Actually It may have been a 1 minute repair because I think we just clipped off the old connector and soldered on a new one. My 12 year old stepdaughter could have fixed it.
Diag/Testing, day one... in the garage. - The good news: the car started right up, as if nothing ever happened this week involving a tow truck. - The bad news: The good news: the car started right up, as if nothing ever happened this week involving a tow truck. So now it's about trying to recreate the fail. Ran the car at idle for approx 45 minutes, warmed to 90C+ and fans blowing. Lots of throttle blips to try and get the heat up, as heat (or running duration) seems to be a catalyst. Meter on all harness points identical when the car was cold, vs car warmed up. Voltages all acceptable (approx 13.8-13.4v). Could not make the car fail, damnit. Wiggle tests, you name it. Next plan of action - take a long drive in the morning, with meter and tools in the car. Try to make it fail, then monitor voltages on the side of the road. And at least I know that with enough cooling time, it "resets" to not dying every 20 ft.

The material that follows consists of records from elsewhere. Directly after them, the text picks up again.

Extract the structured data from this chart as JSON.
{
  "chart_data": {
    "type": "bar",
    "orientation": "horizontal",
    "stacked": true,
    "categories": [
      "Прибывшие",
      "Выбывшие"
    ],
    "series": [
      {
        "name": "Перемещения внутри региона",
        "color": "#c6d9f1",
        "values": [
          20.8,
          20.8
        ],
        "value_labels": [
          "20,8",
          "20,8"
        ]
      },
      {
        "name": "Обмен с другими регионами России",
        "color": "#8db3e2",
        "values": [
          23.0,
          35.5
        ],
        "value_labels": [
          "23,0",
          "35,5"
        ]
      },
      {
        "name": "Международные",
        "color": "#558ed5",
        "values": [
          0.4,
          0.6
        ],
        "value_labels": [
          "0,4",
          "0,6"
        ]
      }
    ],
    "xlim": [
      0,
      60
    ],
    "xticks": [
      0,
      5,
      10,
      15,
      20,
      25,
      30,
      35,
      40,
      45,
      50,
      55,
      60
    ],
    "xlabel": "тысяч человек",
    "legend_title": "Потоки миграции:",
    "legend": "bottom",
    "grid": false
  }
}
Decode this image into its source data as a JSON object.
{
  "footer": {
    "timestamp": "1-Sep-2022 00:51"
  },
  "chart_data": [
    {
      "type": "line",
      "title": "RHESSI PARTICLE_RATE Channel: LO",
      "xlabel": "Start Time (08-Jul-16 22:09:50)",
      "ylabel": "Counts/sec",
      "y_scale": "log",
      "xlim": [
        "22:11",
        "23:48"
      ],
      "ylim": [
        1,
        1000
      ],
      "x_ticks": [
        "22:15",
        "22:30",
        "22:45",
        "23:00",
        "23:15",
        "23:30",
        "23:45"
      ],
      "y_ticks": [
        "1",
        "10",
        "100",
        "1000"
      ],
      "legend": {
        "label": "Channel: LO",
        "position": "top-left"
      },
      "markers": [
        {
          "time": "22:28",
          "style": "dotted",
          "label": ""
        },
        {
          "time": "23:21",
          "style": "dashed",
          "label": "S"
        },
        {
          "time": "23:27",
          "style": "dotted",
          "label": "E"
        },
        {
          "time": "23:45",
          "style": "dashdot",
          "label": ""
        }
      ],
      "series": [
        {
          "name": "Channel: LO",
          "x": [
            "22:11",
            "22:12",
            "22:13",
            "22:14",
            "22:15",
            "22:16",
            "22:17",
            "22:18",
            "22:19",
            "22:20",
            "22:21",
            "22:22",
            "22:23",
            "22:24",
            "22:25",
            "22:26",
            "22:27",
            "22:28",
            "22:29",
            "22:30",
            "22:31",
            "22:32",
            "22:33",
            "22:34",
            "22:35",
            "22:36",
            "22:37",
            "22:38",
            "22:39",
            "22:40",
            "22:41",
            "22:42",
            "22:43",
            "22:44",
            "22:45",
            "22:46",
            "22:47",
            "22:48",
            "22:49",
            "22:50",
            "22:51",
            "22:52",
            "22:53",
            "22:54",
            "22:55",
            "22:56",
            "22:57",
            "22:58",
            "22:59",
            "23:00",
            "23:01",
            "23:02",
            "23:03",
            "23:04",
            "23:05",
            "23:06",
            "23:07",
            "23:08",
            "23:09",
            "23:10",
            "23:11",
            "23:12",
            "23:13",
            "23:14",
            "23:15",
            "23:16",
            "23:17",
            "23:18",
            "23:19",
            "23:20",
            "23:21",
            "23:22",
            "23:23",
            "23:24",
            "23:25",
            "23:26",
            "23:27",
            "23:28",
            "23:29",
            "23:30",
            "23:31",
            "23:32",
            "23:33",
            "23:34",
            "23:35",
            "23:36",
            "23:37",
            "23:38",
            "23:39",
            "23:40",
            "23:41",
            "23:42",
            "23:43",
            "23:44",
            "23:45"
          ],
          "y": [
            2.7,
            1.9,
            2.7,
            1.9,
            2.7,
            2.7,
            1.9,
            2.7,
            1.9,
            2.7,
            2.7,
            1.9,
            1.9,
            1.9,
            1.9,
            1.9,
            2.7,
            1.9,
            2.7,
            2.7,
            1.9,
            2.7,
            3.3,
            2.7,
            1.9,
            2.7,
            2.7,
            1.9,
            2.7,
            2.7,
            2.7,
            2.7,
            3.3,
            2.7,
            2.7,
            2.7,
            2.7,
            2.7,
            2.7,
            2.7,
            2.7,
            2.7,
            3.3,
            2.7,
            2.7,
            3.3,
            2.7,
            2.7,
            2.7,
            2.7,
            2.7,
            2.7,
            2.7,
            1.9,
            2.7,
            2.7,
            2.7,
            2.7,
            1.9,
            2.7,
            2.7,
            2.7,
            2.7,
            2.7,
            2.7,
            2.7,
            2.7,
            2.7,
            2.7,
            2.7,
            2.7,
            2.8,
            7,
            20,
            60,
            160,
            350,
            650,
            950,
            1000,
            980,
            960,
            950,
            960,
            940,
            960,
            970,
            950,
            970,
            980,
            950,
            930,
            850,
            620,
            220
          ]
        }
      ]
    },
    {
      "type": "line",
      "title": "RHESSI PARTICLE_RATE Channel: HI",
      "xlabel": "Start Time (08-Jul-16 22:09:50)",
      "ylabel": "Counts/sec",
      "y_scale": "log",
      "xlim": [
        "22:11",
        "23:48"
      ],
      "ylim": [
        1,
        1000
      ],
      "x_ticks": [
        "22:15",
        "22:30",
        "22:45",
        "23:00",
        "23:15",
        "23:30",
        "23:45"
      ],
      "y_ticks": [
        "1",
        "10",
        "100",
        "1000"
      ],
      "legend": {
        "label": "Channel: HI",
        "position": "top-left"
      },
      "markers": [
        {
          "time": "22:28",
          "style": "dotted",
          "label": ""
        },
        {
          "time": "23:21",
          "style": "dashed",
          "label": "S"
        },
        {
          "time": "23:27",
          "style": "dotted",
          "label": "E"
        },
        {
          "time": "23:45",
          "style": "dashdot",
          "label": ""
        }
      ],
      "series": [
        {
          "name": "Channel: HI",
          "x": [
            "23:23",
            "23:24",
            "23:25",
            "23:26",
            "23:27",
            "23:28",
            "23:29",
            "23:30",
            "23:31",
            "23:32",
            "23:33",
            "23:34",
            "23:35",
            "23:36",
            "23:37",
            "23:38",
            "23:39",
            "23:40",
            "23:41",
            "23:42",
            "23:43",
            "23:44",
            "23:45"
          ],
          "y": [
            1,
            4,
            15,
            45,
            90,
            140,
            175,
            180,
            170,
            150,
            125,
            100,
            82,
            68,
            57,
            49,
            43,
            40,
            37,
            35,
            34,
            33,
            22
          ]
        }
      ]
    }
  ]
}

Sunday morning - it's raining (of course), so can't test-drive the car. So poking the meter around with the car idling in the garage again, and looking for anything abnormal. Well, this is interesting: Image Unavailable, Please Login Battery is leaking, and creating a huge surface charge parasitic leak. Took this picture after cleaning the case with baking soda/water. Part of the problem? Don't know, but obviously a bad battery. Still under warranty, so will be replacing it tomorrow.